The next step provides a preview of the updates that will be made. In the upper pane, a list of the attribute types to be considered is listed. For certain attribute types, recognized by particular column names, validation rules are applied. For example, a column named GO-terms is expected to contain terms in the format, GO:<id>, e.g. GO:0046782. For these, the attribute values, as seen in table view, will be hyperlinked to the relevant GO entry online at http://amigo.geneontology.org.
This list of column headings recognized in this way, and how the values in those columns is handled, is described below.
In the bottom pane, attribute values that will be added are shown for a small subset of sequences. If these are not as expected, clicking on the "Previous" button takes you back to the previous step, where the configuration can be updated.
Figure 35.13: Attributes from several columns are subject to validation checks. If any had failed the check, a yellow exclamation mark in the bottom pane would be shown for that column. Here, all entries pass. The "Other" column is not subject to validation checks. Only one sequence in the list is being updated in this example.
Certain column headings are recognized, and if the contents pass validation rules, the entries are handled by the software, generally adding hyperlinks to an online data resources.
Two columns subject to validation have additional handling:
- TaxID When valid taxonomic identifiers are found in a TaxID column, and the Download taxonomy checkbox is enabled, then a 7-step taxonomy is then downloaded from the NCBI. This is described further up on this page.
- Gene ID The following identifiers in a Gene ID column are added as attribute values and hyperlinked to the relevant online database:
- Ensembl Gene IDs
- HUGO Gene IDs
- VFDB Gene IDs
Multiple identifiers in a given cell, separated by commas, will be added as multiple Gene ID attributes for the relevant sequence. If any one of those identifiers is not recognized as one of the above types, then none will be hyperlinked.
Other columns where contents are validated are those with the headings listed below. If a value in such a column cannot be validated, it is not added nor used to update attributes.
If you wish to add information of this type but do not want this level of validation applied, use a heading other than the ones listed below.

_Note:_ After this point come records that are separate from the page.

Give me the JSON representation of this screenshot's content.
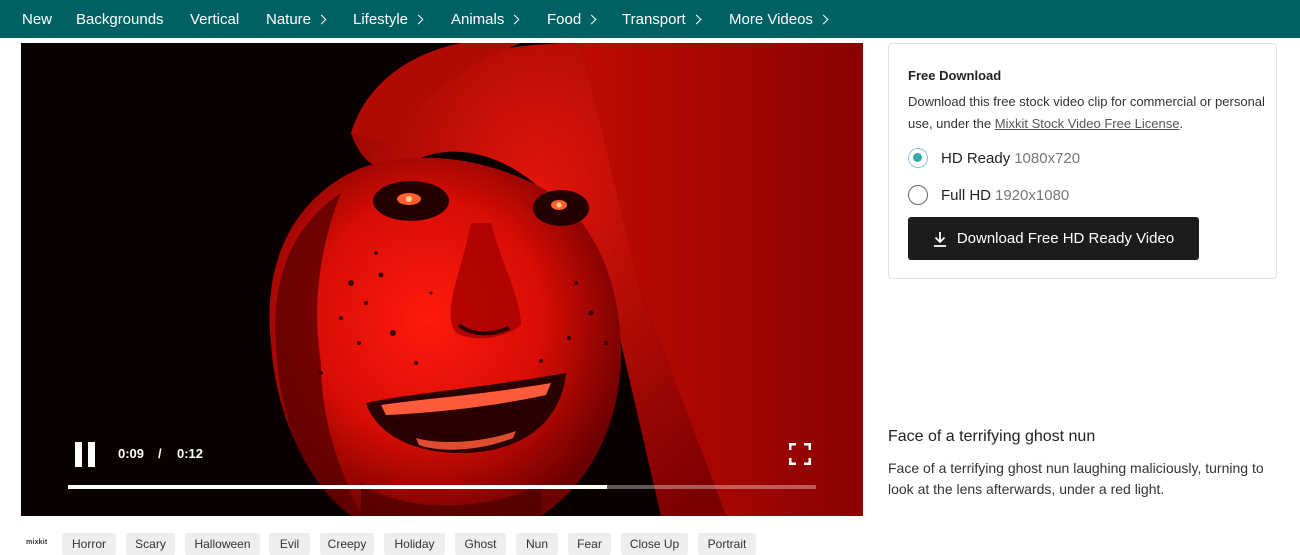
{
  "nav": {
    "items": [
      {
        "label": "New"
      },
      {
        "label": "Backgrounds"
      },
      {
        "label": "Vertical"
      },
      {
        "label": "Nature"
      },
      {
        "label": "Lifestyle"
      },
      {
        "label": "Animals"
      },
      {
        "label": "Food"
      },
      {
        "label": "Transport"
      },
      {
        "label": "More Videos"
      }
    ]
  },
  "player": {
    "current_time": "0:09",
    "separator": "/",
    "duration": "0:12",
    "progress_fraction": 0.72,
    "state": "playing",
    "pause_icon": "pause-icon",
    "fullscreen_icon": "fullscreen-icon"
  },
  "download": {
    "heading": "Free Download",
    "desc_prefix": "Download this free stock video clip for commercial or personal use, under the",
    "license_link": "Mixkit Stock Video Free License",
    "desc_suffix": ".",
    "options": [
      {
        "label": "HD Ready",
        "resolution": "1080x720",
        "selected": true
      },
      {
        "label": "Full HD",
        "resolution": "1920x1080",
        "selected": false
      }
    ],
    "button_label": "Download Free HD Ready Video",
    "button_icon": "download-icon"
  },
  "video_info": {
    "title": "Face of a terrifying ghost nun",
    "description": "Face of a terrifying ghost nun laughing maliciously, turning to look at the lens afterwards, under a red light."
  },
  "tags": {
    "logo": "mixkit",
    "items": [
      "Horror",
      "Scary",
      "Halloween",
      "Evil",
      "Creepy",
      "Holiday",
      "Ghost",
      "Nun",
      "Fear",
      "Close Up",
      "Portrait"
    ]
  },
  "colors": {
    "nav_bg": "#006064",
    "accent": "#3aa7ab",
    "button_bg": "#1c1c1c",
    "tag_bg": "#eeeeee"
  }
}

- COG-terms COG identifiers
- Compound AROs Antibiotic Resistance Ontology identifiers
- Compound Class AROs Antibiotic Resistance Ontology identifiers
- Confers-resistance-to ARO Antibiotic Resistance Ontology identifiers
- Drug ARO Antibiotic Resistance Ontology identifiers
- Drug Class ARO Antibiotic Resistance Ontology identifiers
- EC numbers EC identifiers
- GenBank accession Genbank accession numbers
- Gene ARO Antibiotic Resistance Ontology identifiers
- GO-terms Gene Ontology (GO) identifiers
- KO-terms KEGG Orthology (KO) identifiers
- Pfam domains PFAM domain identifiers
- Phenotype ARO Antibiotic Resistance Ontology identifiers
- PubMed IDs Pubmed identifiers
- TIGRFAM-terms TIGRFAM identifiers
- Virulence factor ID Virulence Factors of Pathogenic Bacteria identifiers
Location-specific attributes can be created, which are the present for all elements created in that CLC File Location. Such attributes can be updated using the Update Sequence Attributes in Lists tool.
Of note when working with such attributes:
- Because these attributes are tied to the Location, they will not appear until the updated sequence list has been saved.

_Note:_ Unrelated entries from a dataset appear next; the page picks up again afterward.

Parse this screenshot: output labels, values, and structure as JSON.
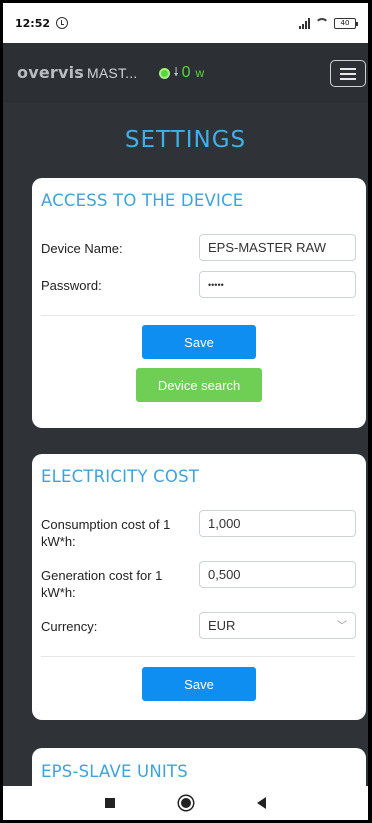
{
  "status_bar": {
    "time": "12:52",
    "battery": "40"
  },
  "header": {
    "brand": "overvis",
    "device": "MAST...",
    "power_value": "0",
    "power_unit": "w",
    "status_color": "#59d63c"
  },
  "page": {
    "title": "SETTINGS"
  },
  "access_card": {
    "title": "ACCESS TO THE DEVICE",
    "device_name_label": "Device Name:",
    "device_name_value": "EPS-MASTER RAW",
    "password_label": "Password:",
    "password_value": "•••••",
    "save_label": "Save",
    "search_label": "Device search"
  },
  "electricity_card": {
    "title": "ELECTRICITY COST",
    "consumption_label": "Consumption cost of 1 kW*h:",
    "consumption_value": "1,000",
    "generation_label": "Generation cost for 1 kW*h:",
    "generation_value": "0,500",
    "currency_label": "Currency:",
    "currency_value": "EUR",
    "save_label": "Save"
  },
  "slave_card": {
    "title": "EPS-SLAVE UNITS"
  },
  "colors": {
    "accent": "#3fb0ea",
    "save_button": "#0f8ef2",
    "search_button": "#6fcf55",
    "background": "#2f3237"
  }
}
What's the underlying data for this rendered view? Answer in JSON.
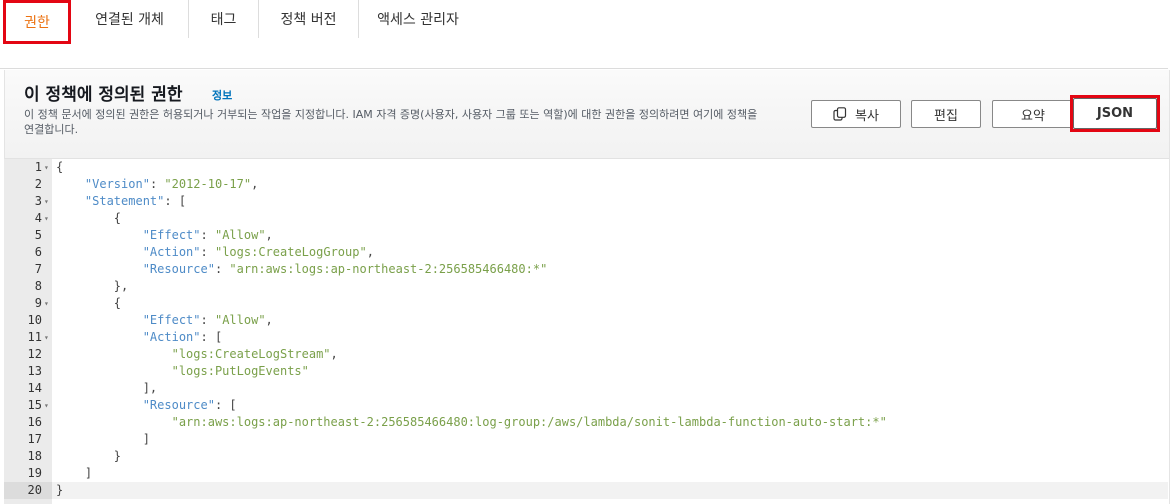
{
  "tabs": [
    {
      "label": "권한",
      "active": true
    },
    {
      "label": "연결된 개체",
      "active": false
    },
    {
      "label": "태그",
      "active": false
    },
    {
      "label": "정책 버전",
      "active": false
    },
    {
      "label": "액세스 관리자",
      "active": false
    }
  ],
  "panel": {
    "title": "이 정책에 정의된 권한",
    "info_link": "정보",
    "description": "이 정책 문서에 정의된 권한은 허용되거나 거부되는 작업을 지정합니다. IAM 자격 증명(사용자, 사용자 그룹 또는 역할)에 대한 권한을 정의하려면 여기에 정책을 연결합니다."
  },
  "buttons": {
    "copy": "복사",
    "edit": "편집",
    "summary": "요약",
    "json": "JSON"
  },
  "editor": {
    "lines": [
      {
        "n": "1",
        "fold": true,
        "text": "{"
      },
      {
        "n": "2",
        "fold": false,
        "text": "    \"Version\": \"2012-10-17\","
      },
      {
        "n": "3",
        "fold": true,
        "text": "    \"Statement\": ["
      },
      {
        "n": "4",
        "fold": true,
        "text": "        {"
      },
      {
        "n": "5",
        "fold": false,
        "text": "            \"Effect\": \"Allow\","
      },
      {
        "n": "6",
        "fold": false,
        "text": "            \"Action\": \"logs:CreateLogGroup\","
      },
      {
        "n": "7",
        "fold": false,
        "text": "            \"Resource\": \"arn:aws:logs:ap-northeast-2:256585466480:*\""
      },
      {
        "n": "8",
        "fold": false,
        "text": "        },"
      },
      {
        "n": "9",
        "fold": true,
        "text": "        {"
      },
      {
        "n": "10",
        "fold": false,
        "text": "            \"Effect\": \"Allow\","
      },
      {
        "n": "11",
        "fold": true,
        "text": "            \"Action\": ["
      },
      {
        "n": "12",
        "fold": false,
        "text": "                \"logs:CreateLogStream\","
      },
      {
        "n": "13",
        "fold": false,
        "text": "                \"logs:PutLogEvents\""
      },
      {
        "n": "14",
        "fold": false,
        "text": "            ],"
      },
      {
        "n": "15",
        "fold": true,
        "text": "            \"Resource\": ["
      },
      {
        "n": "16",
        "fold": false,
        "text": "                \"arn:aws:logs:ap-northeast-2:256585466480:log-group:/aws/lambda/sonit-lambda-function-auto-start:*\""
      },
      {
        "n": "17",
        "fold": false,
        "text": "            ]"
      },
      {
        "n": "18",
        "fold": false,
        "text": "        }"
      },
      {
        "n": "19",
        "fold": false,
        "text": "    ]"
      },
      {
        "n": "20",
        "fold": false,
        "text": "}"
      }
    ],
    "current_line": "20"
  }
}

- The updated sequence list must be saved to the same File Location as the input for these attributes and their values to appear.
- If this tool is run on an unsaved sequence list, or using inputs from more than one File Location at the same time, Location-specific attributes will not be updated. Information in the preview pane reflects this.
Location-specific attributes are described in Customized attributes on data locations.